Plasmodium falciparum 3D7 with both
hrp2 and
hrp3 intact was observed on the bead assay to have a higher measured HRP2 concentration per parasite biomass at ≥ 1000 parasites/µL than the other parasites with single gene deletions. This observation is likely due to a combination of the parasite strain producing both HRP2 and the cross-reacting HRP3 as well as an inherent ability to produce more of the protein. In addition, HB3 (
hrp2+/
hrp3−) had higher HRP2 concentration than Dd2 (
hrp2−/
hrp3+) per parasite biomass due to the greater number of antibody epitopes on HRP2 or greater avidity for the homologous antigen compared to HRP3 [
26]. While the distinction in HRP2 concentration of each parasite strain and dilution was clear on the quantitative bead assay, assay saturation point on the qualitative RDT means that any differences in HRP2 concentration between
hrp2 only or
hrp3 only parasites is lost at high (≥ 1000 parasites/µL) parasite densities. Therefore, when surveying for
hrp2/
hrp3 deletions, false negative HRP2 RDT reactivity at higher parasite densities is likely to be more informative than false negative reactivity at low (~ 100 parasites/µL) densities. The cross-reactive pattern described here also means single
hrp2 or
hrp3 deletions are likely underestimated in parasite populations since these parasites, especially in high density clinical cases, will produce positive HRP2 RDT reactions and are, therefore, unlikely to be selected for genotyping. The pattern of pLDH reactivity largely reflected expectations with all parasites producing parasite density and antigen concentration-dependent reactivity on the pan-pLDH RDT and no reactivity on the Pv-LDH RDT.

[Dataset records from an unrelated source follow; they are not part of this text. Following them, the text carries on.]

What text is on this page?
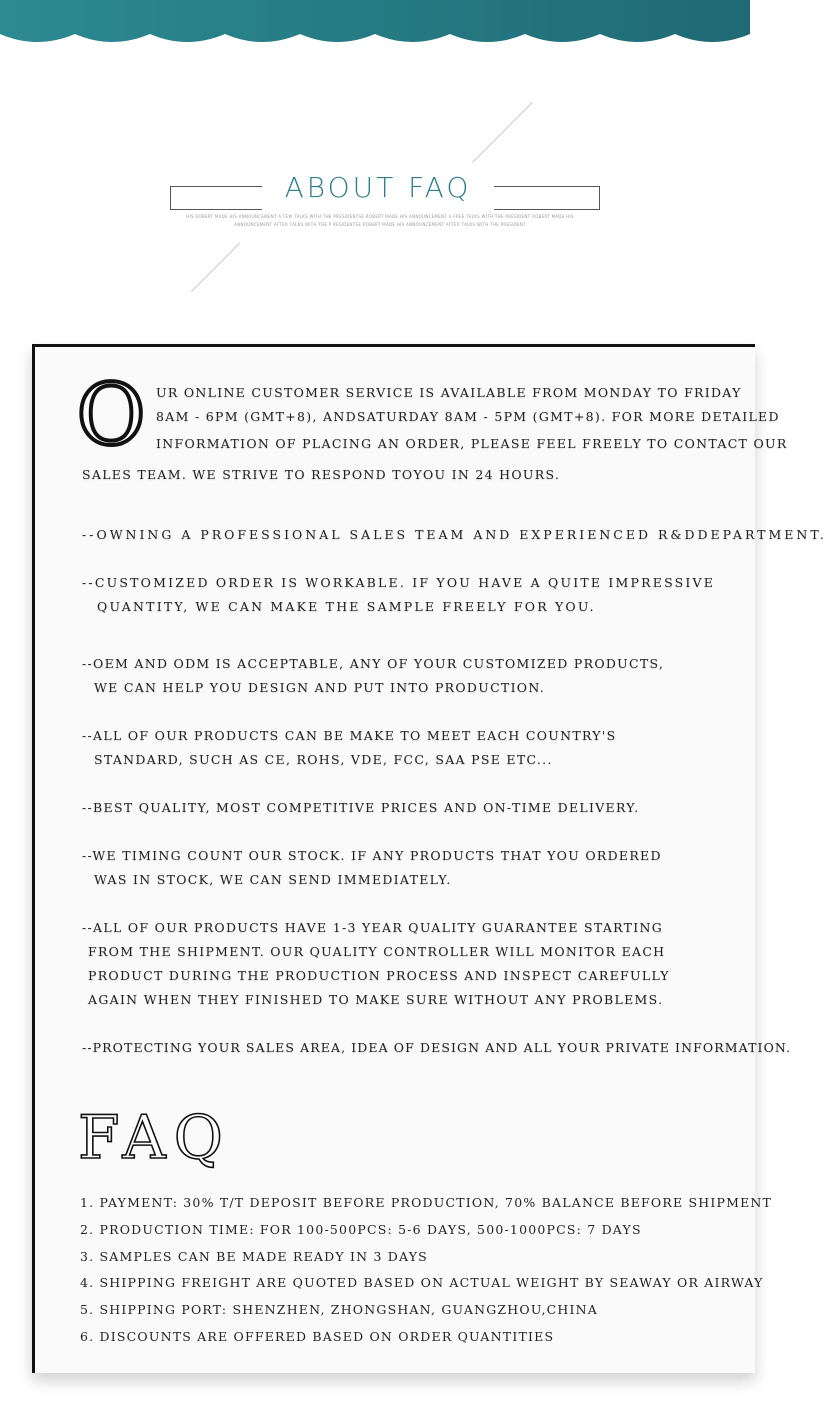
ABOUT FAQ
HIS ROBERT MADE HIS ANNOUNCEMENT A FEW TALKS WITH THE PRESIDENTSE ROBERT MADE HIS ANNOUNCEMENT A FREE TALKS WITH THE PRESIDENT ROBERT MADE HIS
ANNOUNCEMENT AFTER TALKS WITH THE P RESIDENTSE ROBERT MADE HIS ANNOUNCEMENT AFTER TALKS WITH THE PRESIDENT
O UR ONLINE CUSTOMER SERVICE IS AVAILABLE FROM MONDAY TO FRIDAY
8AM - 6PM (GMT+8), ANDSATURDAY 8AM - 5PM (GMT+8). FOR MORE DETAILED
INFORMATION OF PLACING AN ORDER, PLEASE FEEL FREELY TO CONTACT OUR
SALES TEAM. WE STRIVE TO RESPOND TOYOU IN 24 HOURS.
--OWNING A PROFESSIONAL SALES TEAM AND EXPERIENCED R&DDEPARTMENT.
--CUSTOMIZED ORDER IS WORKABLE. IF YOU HAVE A QUITE IMPRESSIVE
QUANTITY, WE CAN MAKE THE SAMPLE FREELY FOR YOU.
--OEM AND ODM IS ACCEPTABLE, ANY OF YOUR CUSTOMIZED PRODUCTS,
WE CAN HELP YOU DESIGN AND PUT INTO PRODUCTION.
--ALL OF OUR PRODUCTS CAN BE MAKE TO MEET EACH COUNTRY'S
STANDARD, SUCH AS CE, ROHS, VDE, FCC, SAA PSE ETC...
--BEST QUALITY, MOST COMPETITIVE PRICES AND ON-TIME DELIVERY.
--WE TIMING COUNT OUR STOCK. IF ANY PRODUCTS THAT YOU ORDERED
WAS IN STOCK, WE CAN SEND IMMEDIATELY.
--ALL OF OUR PRODUCTS HAVE 1-3 YEAR QUALITY GUARANTEE STARTING
FROM THE SHIPMENT. OUR QUALITY CONTROLLER WILL MONITOR EACH
PRODUCT DURING THE PRODUCTION PROCESS AND INSPECT CAREFULLY
AGAIN WHEN THEY FINISHED TO MAKE SURE WITHOUT ANY PROBLEMS.
--PROTECTING YOUR SALES AREA, IDEA OF DESIGN AND ALL YOUR PRIVATE INFORMATION.
FAQ
1. PAYMENT: 30% T/T DEPOSIT BEFORE PRODUCTION, 70% BALANCE BEFORE SHIPMENT
2. PRODUCTION TIME: FOR 100-500PCS: 5-6 DAYS, 500-1000PCS: 7 DAYS
3. SAMPLES CAN BE MADE READY IN 3 DAYS
4. SHIPPING FREIGHT ARE QUOTED BASED ON ACTUAL WEIGHT BY SEAWAY OR AIRWAY
5. SHIPPING PORT: SHENZHEN, ZHONGSHAN, GUANGZHOU,CHINA
6. DISCOUNTS ARE OFFERED BASED ON ORDER QUANTITIES
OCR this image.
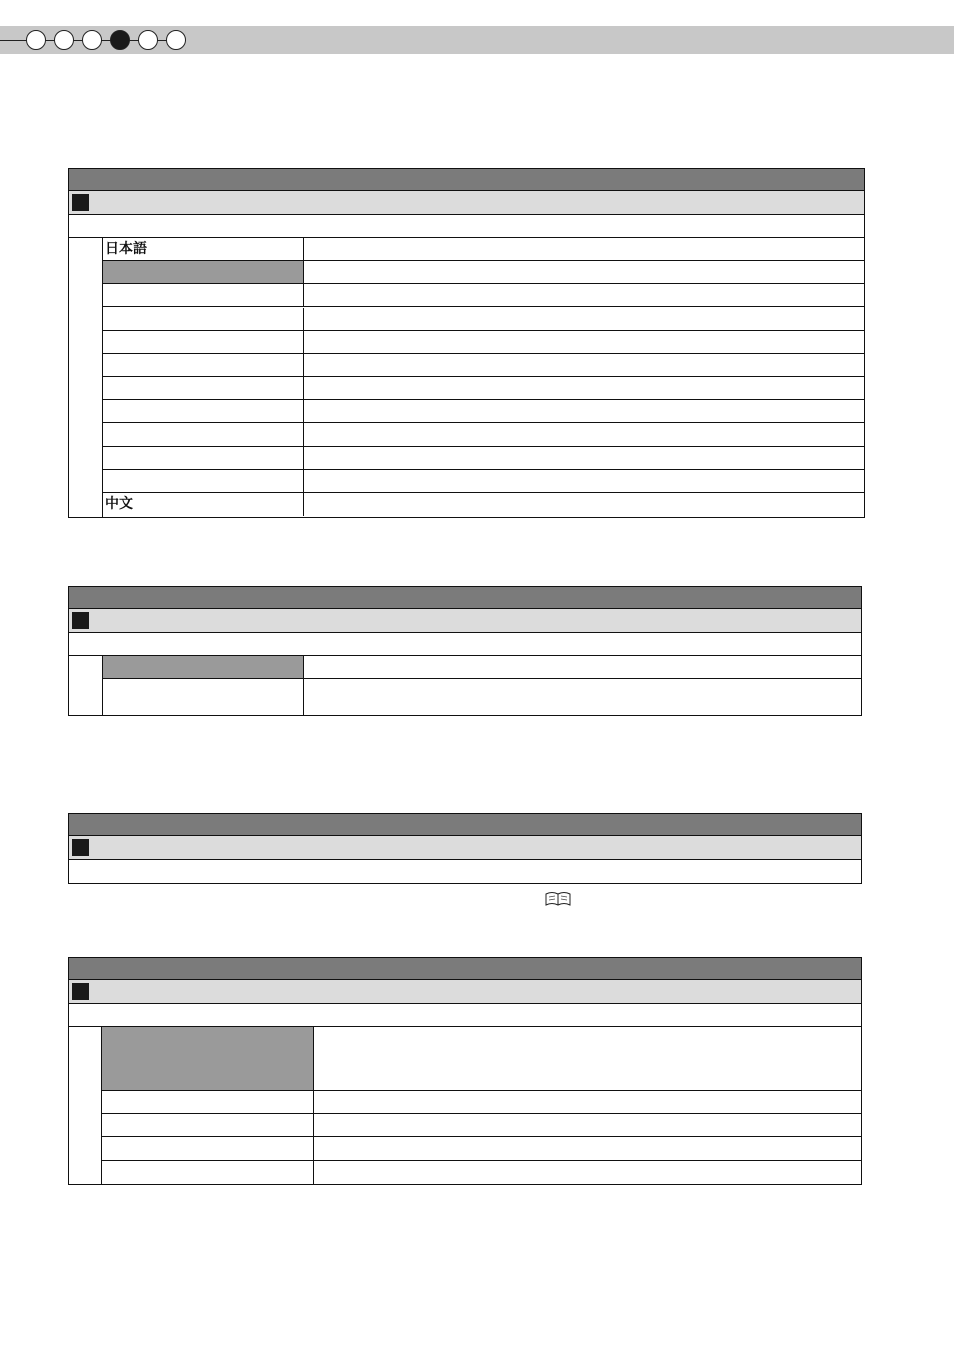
日本語
中文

A limitation of this study is that RDTs from only two manufacturers were used and products from other manufacturers could produce different results due to the use of different HRP2 antibodies. It remains to be tested how product-specific antibody types influence reactivity. However, this potential cross-reactivity requires that hrp2 deletion surveys are not conducted in isolation but always in conjunction with hrp3 deletion with the knowledge that cross-reactivity is extensive enough to mask the effects of hrp2 only deletions and that HRP2 production phenotype as measured by RDTs is influenced by both genes. In addition, this potential cross-reactivity needs to be understood and addressed for any RDT being used as part of hrp2/hrp3 deletion surveillance. An HRP3-specific antibody with no HRP2 cross-reactivity in the bead assay could also help with better resolution of cross-reactivity between the two antigens. Another limitation of the study is that, parasites with different genetic backgrounds have inherent differences in antigen production capabilities and although higher HRP2 antigen levels were measured for 3D7 compared to the same parasite concentration of the other parasites, the differences may be in part due to that parasite’s ability to produce more HRP2 and not necessarily only due to hrp2 and hrp3 being intact. Also, at the lower parasite densities, RDT reactivity did not always reflect the presence of antigen as measured in the bead assay, demonstrating the lower sensitivity of RDTs closer to their limits of detection. However, except for HRP2 for the 3BD5 parasite, there was a high positive correlation between antigen concentration and parasite density for all parasite strains (r range 0.83–0.99).